The legitimacy of the child cannot be contested by way of defense or as a collateral
issue in another action for a different purpose. . . . 12 (Emphasis supplied.)
In consequence of the above observations, we hold that Doribel, as the legitimate daughter of
Teodoro and Isabel Sayson, and Delia and Edmundo, as their adopted children, are the exclusive
heirs to the intestate estate of the deceased couple, conformably to the following Article 979 of the
Civil Code:
Art. 979. Legitimate children and their descendants succeed the parents and other
ascendants, without distinction as to sex or age, and even if they should come from
different marriages.
An adopted child succeeds to the property of the adopting parents in the same
manner as a legitimate child.
The philosophy underlying this article is that a person's love descends first to his children and
grandchildren before it ascends to his parents and thereafter spreads among his collateral relatives.
It is also supposed that one of his purposes in acquiring properties is to leave them eventually to his
children as a token of his love for them and as a provision for their continued care even after he is
gone from this earth.
Coming now to the right of representation, we stress first the following pertinent provisions of the
Civil Code:
Art. 970. Representation is a right created by fiction of law, by virtue of which the
representative is raised to the place and the degree of the person represented, and

acquires the rights which the latter would have if he were living or if he could have
inherited.
Art. 971. The representative is called to the succession by the law and not by the
person represented. The representative does not succeed the person represented
but the one who the person represented would have succeeded.

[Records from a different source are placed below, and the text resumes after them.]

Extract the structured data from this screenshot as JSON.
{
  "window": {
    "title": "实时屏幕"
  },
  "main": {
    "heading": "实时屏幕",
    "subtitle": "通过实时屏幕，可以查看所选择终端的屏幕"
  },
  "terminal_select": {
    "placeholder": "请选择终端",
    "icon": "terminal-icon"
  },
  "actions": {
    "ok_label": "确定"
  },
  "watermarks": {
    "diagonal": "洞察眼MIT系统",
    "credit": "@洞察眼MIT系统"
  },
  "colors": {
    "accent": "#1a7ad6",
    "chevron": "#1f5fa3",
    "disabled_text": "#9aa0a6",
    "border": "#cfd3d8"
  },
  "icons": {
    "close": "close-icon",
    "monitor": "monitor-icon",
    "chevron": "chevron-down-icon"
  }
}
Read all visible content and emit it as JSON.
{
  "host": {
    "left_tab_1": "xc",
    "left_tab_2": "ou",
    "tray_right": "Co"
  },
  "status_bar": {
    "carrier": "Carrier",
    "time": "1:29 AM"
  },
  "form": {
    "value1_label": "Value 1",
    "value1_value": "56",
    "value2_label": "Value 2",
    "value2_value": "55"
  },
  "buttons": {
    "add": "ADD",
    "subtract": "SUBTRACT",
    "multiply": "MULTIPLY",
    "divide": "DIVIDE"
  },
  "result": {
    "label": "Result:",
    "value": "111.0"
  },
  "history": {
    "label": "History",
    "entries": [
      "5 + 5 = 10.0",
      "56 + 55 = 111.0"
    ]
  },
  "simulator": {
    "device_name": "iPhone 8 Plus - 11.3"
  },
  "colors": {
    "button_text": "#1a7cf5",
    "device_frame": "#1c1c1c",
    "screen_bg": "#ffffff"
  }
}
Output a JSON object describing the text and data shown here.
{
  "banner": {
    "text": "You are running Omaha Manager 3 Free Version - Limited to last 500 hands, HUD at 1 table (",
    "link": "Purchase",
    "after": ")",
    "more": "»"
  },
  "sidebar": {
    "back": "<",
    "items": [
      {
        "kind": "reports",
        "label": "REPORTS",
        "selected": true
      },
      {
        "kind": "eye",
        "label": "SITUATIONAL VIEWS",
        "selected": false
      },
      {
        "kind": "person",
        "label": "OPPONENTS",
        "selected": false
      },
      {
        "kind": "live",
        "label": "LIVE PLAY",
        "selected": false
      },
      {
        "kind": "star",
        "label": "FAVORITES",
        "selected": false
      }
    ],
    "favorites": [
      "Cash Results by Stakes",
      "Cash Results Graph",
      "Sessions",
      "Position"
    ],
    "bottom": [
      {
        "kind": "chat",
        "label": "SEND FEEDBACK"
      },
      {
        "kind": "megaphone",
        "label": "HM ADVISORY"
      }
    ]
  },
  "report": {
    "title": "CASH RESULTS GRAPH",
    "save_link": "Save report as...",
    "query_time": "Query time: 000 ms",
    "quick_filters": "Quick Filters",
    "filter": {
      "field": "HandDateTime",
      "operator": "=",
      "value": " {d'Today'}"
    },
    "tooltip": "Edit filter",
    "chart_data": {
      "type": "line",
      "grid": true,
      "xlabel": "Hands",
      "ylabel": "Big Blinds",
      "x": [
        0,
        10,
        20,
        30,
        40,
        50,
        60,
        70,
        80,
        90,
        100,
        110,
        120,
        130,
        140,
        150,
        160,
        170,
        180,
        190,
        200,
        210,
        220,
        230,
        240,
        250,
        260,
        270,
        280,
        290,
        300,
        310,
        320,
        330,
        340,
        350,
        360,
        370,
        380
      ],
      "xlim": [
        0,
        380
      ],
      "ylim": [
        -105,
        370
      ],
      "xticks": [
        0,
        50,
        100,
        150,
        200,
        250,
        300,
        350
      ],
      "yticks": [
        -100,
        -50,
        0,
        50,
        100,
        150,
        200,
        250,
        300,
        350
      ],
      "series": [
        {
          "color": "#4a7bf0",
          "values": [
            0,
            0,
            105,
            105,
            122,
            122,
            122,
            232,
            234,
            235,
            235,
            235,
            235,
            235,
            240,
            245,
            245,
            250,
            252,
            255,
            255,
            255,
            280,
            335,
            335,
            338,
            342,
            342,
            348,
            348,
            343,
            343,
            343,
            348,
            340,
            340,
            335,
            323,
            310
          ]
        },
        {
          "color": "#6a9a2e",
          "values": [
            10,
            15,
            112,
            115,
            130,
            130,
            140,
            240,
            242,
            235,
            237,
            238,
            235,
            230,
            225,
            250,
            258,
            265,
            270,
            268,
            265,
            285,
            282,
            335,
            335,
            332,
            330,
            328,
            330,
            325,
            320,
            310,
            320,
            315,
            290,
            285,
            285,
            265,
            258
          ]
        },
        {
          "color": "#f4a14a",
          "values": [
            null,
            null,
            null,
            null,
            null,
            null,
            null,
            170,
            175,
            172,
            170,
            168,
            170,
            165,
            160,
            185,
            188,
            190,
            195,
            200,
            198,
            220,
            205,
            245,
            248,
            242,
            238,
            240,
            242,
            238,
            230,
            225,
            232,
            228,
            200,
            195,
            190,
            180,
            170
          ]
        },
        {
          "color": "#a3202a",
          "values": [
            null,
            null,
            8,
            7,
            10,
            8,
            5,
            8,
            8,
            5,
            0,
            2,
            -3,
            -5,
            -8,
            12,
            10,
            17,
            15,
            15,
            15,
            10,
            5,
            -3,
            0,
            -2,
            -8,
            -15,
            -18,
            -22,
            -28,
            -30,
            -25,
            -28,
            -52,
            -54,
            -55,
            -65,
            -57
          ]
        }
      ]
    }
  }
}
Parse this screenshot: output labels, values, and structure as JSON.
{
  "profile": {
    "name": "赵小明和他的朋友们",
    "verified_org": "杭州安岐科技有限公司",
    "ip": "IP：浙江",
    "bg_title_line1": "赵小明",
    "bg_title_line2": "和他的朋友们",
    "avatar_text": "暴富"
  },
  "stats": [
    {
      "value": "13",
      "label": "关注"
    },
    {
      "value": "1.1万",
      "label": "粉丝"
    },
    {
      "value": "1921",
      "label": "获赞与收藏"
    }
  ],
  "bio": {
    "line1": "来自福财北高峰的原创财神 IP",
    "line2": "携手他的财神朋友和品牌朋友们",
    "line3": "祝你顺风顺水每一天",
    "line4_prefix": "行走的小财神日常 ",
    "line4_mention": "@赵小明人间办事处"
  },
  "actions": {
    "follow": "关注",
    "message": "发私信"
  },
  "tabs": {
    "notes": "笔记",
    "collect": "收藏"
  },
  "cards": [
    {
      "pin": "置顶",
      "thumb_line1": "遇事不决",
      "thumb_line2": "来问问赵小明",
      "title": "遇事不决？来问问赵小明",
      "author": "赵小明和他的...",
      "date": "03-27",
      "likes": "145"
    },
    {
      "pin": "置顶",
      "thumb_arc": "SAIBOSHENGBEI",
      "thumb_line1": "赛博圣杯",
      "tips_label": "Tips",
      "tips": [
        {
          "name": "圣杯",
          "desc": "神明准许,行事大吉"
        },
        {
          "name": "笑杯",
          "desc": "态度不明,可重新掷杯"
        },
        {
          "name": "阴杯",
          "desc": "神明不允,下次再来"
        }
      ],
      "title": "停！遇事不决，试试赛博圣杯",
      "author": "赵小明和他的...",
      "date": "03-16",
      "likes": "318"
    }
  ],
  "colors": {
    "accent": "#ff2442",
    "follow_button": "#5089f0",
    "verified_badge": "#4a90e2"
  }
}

Art. 981. Should children of the deceased and descendants of other children who are
dead, survive, the former shall inherit in their own right, and the latter by right of
representation.
There is no question that as the legitimate daughter of Teodoro and thus the granddaughter of Eleno
and Rafaela, Doribel has a right to represent her deceased father in the distribution of the intestate
estate of her grandparents. Under Article 981, quoted above, she is entitled to the share her father
would have directly inherited had he survived, which shall be equal to the shares of her
grandparents' other children. 13
But a different conclusion must be reached in the case of Delia and Edmundo, to whom the
grandparents were total strangers. While it is true that the adopted child shall be deemed to be a
legitimate child and have the same right as the latter, these rights do not include the right of
representation. The relationship created by the adoption is between only the adopting parents and
the adopted child and does not extend to the blood relatives of either party. 14
In sum, we agree with the lower courts that Delia and Edmundo as the adopted children and Doribel
as the legitimate daughter of Teodoro Sayson and Isabel Bautista, are their exclusive heirs and are
under no obligation to share the estate of their parents with the petitioners. The Court of Appeals
was correct, however, in holding that only Doribel has the right of representation in the inheritance of
her grandparents' intestate estate, the other private respondents being only the adoptive children of
the deceased Teodoro.
WHEREFORE, the petition is DENIED, and the challenged decision of the Court of Appeals is
AFFIRMED in toto, with costs against the petitioners.